I’m well into chapter 3 now. The set up is going slowly. I can’t wait for this part to be over. Another three or four chapters and the plot will have taken shape. From there it will be just writing my characters running headlong into peril after peril. That part I’m looking forward to. The setup? Not as much. I’m working hard on the characterizations and descriptions. Which means I’ll likely have to cull a great deal from this in the later edits, but for now I’d rather include the kitchen sink (and its five paragraph description) than wonder what I’m missing later.
In the last week I’ve had no less than three people ask me what I’m doing for a living now. It feels awkward to say “writing” because I’m not exactly making money at it yet. If you count my editing and freelance writing work from the past, I’ve technically made money doing it, however, so it sort of counts, right? And I am writing now with the goal of publication and monies in the future. I’ve no other paid work at the moment. So I nervously answered “writing” to all of them. No one questioned it. Which probably means I should stop questioning it too.

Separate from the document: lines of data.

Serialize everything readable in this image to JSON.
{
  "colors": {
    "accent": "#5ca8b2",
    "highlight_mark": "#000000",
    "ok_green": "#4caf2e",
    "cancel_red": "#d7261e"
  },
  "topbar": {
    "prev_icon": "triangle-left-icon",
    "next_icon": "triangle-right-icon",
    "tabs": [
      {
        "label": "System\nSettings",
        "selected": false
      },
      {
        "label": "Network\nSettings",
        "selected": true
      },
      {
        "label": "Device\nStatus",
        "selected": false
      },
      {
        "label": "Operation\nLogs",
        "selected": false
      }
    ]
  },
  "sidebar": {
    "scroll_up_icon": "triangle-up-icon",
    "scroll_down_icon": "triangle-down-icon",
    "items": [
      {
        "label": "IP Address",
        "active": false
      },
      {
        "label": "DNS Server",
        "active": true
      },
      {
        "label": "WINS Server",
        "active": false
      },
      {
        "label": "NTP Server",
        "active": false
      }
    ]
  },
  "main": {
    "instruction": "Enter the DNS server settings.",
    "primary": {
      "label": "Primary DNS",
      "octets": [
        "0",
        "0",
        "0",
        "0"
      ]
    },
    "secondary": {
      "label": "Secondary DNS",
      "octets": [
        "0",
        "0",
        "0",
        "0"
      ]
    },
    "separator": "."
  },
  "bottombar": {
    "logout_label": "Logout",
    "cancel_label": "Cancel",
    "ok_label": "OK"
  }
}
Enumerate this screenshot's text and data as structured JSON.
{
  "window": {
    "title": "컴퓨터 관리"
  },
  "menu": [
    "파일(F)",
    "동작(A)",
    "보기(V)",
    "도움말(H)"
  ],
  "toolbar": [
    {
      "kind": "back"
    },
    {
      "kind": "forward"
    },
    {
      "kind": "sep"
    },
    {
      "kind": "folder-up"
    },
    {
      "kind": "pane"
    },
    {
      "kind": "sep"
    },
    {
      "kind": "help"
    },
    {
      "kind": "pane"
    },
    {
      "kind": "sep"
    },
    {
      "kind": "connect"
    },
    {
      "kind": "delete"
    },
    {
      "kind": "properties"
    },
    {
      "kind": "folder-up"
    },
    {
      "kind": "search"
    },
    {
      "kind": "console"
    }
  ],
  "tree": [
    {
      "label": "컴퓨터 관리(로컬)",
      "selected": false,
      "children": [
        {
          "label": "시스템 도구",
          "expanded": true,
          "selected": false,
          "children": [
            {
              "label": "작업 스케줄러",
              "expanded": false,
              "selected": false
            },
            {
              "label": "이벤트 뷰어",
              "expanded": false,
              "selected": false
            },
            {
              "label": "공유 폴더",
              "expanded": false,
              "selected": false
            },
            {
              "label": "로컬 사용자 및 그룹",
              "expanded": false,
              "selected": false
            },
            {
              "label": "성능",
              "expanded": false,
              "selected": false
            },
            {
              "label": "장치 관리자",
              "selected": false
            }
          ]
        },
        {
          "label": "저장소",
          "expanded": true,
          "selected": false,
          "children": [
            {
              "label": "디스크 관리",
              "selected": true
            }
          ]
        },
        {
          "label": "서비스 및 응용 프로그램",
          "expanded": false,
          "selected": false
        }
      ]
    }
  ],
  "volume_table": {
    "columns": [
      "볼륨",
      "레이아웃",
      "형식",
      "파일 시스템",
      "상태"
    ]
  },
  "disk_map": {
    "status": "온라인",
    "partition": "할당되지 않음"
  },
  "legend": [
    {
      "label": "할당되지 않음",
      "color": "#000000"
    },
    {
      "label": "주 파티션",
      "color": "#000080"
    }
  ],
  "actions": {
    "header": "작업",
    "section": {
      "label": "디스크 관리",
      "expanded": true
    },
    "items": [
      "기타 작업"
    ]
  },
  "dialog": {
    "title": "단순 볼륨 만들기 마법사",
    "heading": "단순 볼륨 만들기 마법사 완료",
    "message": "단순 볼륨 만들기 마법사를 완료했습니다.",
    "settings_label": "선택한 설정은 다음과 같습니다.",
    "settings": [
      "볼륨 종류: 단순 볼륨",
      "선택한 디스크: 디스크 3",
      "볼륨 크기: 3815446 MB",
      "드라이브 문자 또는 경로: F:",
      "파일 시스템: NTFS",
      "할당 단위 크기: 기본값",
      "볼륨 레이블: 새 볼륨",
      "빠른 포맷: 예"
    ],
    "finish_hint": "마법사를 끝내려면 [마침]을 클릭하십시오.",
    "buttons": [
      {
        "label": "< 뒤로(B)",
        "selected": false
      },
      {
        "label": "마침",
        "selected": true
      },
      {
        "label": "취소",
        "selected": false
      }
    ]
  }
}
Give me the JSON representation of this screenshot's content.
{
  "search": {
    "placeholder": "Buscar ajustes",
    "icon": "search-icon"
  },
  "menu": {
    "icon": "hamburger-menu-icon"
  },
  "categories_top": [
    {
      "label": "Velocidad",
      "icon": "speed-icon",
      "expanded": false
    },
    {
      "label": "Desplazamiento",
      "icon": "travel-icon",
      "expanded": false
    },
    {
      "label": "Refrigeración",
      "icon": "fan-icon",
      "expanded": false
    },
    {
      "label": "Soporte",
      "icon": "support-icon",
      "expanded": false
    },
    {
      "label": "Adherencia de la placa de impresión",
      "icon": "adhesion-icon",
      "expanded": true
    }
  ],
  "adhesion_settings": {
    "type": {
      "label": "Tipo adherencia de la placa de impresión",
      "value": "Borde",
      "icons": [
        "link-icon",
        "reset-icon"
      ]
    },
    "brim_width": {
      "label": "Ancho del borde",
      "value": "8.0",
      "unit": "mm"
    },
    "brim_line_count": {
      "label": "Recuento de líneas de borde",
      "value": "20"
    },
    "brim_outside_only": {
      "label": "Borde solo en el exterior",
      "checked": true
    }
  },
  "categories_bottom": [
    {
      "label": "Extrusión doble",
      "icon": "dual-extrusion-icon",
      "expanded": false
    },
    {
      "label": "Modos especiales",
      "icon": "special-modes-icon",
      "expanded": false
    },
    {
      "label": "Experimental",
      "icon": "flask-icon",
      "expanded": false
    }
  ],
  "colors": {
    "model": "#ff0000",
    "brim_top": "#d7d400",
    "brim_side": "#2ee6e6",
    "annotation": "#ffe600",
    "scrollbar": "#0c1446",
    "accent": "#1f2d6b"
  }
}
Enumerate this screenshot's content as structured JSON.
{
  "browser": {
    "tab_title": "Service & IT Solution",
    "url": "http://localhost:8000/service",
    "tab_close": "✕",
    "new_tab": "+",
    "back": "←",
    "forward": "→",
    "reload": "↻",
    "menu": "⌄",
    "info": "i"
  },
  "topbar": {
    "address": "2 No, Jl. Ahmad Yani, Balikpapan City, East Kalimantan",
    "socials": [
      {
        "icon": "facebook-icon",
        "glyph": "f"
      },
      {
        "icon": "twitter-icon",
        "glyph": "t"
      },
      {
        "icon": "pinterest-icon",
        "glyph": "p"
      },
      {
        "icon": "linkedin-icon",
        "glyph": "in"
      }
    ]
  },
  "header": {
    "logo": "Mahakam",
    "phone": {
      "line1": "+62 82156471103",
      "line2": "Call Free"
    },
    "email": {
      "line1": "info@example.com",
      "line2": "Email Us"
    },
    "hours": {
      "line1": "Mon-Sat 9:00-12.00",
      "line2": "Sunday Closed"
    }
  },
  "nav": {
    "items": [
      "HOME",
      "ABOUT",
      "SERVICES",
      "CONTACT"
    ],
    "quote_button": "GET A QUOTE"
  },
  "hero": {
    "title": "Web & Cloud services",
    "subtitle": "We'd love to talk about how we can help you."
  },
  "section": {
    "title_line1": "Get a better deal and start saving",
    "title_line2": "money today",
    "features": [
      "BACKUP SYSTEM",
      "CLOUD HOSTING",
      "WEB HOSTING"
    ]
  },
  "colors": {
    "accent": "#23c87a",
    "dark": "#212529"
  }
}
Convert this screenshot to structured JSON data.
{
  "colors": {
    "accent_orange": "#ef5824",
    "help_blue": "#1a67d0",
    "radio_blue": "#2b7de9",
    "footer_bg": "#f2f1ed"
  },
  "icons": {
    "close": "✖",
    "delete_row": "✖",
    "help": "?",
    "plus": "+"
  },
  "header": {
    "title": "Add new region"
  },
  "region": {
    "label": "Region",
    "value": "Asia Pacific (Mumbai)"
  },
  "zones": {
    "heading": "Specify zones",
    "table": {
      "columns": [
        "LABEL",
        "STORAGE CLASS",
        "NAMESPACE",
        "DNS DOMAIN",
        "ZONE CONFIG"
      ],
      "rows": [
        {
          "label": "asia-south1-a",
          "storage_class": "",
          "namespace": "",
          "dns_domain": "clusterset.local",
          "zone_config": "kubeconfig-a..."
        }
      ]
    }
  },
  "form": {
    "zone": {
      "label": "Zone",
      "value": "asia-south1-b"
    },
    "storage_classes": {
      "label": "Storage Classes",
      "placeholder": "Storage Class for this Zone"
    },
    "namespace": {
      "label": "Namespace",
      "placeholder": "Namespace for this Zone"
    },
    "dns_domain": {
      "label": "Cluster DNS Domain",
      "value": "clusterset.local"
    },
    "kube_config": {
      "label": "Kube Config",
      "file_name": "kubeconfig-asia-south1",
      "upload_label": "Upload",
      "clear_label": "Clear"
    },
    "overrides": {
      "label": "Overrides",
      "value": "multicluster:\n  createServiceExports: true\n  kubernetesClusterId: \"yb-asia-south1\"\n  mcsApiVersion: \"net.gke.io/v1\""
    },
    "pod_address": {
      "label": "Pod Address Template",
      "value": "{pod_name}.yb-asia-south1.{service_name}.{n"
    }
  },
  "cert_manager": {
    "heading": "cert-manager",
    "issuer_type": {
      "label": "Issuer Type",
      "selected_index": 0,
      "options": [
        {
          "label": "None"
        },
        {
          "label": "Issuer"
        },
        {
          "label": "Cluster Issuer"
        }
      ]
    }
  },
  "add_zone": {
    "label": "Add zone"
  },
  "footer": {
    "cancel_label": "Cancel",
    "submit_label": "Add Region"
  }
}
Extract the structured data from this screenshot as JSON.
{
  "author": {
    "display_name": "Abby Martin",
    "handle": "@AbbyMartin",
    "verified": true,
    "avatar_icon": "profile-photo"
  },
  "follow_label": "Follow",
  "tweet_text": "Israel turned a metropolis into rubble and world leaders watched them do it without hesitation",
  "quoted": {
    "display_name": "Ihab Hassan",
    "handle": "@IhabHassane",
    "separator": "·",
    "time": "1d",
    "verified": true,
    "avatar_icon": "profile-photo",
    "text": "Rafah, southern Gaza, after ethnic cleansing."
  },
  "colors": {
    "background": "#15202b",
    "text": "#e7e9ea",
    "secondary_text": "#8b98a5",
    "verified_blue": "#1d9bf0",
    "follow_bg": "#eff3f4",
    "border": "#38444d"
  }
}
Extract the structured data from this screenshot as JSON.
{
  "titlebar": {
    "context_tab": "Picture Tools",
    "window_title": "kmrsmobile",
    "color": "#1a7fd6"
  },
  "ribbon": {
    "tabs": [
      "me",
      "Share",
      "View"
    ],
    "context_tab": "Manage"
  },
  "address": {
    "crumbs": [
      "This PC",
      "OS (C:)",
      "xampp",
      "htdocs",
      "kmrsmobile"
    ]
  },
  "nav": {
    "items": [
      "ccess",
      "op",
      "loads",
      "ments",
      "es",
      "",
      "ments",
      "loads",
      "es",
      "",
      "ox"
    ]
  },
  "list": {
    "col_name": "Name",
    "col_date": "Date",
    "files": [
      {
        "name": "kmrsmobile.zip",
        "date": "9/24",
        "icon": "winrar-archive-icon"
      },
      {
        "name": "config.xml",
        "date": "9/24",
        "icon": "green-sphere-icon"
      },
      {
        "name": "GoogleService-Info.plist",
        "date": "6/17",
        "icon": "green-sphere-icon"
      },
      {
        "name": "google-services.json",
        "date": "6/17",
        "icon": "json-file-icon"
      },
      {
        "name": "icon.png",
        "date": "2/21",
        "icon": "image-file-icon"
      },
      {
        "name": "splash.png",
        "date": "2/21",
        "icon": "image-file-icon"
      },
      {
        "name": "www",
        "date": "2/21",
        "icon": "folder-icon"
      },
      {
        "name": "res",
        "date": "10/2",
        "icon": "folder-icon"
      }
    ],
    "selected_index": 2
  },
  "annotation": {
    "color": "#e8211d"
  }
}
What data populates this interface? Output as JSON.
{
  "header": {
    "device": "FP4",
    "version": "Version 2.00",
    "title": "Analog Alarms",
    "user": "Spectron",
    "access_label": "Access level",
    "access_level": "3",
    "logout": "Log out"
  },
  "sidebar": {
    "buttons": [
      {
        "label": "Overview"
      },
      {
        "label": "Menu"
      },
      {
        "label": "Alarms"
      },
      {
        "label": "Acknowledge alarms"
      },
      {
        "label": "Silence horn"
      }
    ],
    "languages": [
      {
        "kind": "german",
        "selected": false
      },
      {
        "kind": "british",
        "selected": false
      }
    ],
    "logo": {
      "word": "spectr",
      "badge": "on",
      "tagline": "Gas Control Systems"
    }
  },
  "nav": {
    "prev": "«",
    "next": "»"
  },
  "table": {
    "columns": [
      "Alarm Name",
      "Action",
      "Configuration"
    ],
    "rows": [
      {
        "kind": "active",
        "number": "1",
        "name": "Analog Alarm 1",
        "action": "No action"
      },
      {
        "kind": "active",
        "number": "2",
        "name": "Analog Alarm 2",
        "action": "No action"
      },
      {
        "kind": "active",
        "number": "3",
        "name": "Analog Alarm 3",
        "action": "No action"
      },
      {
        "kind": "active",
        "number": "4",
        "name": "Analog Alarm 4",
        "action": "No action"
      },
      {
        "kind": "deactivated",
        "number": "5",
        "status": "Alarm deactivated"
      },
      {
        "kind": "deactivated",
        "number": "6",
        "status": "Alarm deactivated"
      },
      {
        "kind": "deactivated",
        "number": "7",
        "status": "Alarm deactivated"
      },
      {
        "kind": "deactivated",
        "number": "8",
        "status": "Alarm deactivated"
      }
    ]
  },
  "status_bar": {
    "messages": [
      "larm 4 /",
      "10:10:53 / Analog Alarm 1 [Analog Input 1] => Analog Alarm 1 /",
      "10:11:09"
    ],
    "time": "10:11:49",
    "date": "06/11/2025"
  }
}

However, my trying to write full time led to a fight with a sibling. She was in town and so I took a day off to see her. She then wanted me to take another day and drive her some places (which would have taken the whole day). I refused. Driving for hours at a time eats a lot of energy. I knew that if I did this, it would mean no writing got done that day. I’ve been working hard to make sure I spend at least a few hours everyday working on the novel. This is my job now. If I’m going to have a draft done by the time classes start, I can’t really put off writing too much. There are already many things scheduled (like PAX 2008 this weekend) that will take away writing days.
I tried to explain this to my sister. I carefully explained that I had to work. She didn’t get it. She figured I could just take whatever time I wanted since I’m unemployed. Eventually I gave up trying to explain how I wasn’t really unemployed, just self-employed (which is how I see it, despite the no incoming money yet thing). It didn’t end so well.
I have a feeling this is only the first in a line of battles to guard my time and have my writing life taken seriously to the people around me. Once I’m published, perhaps, they’ll truly understand. But I’m not sure they can, being non-writers, understand the sheer volume of work that is writing a good novel. It’s hard. It’s really fucking hard. Maybe it isn’t for everyone, but it is for me. Writing takes a great deal of mental energy and lots of time. I can spend ten hours working on something and end up with only a couple hundred usable words. And unlike most jobs where you have bosses and coworkers and such, if I don’t do the work, it doesn’t get done. No one is going to write my novel for me. The more time I spend not writing, the longer it will be until I can expect any kind of compensation. This is how it works, for me.
Little by little. I have to guard my time. Writing is my job, and as such, I have to make sure I take it seriously. I don’t want to dabble. This isn’t a hobby. I want to write for a living and the only way I know how to do it is to actually write.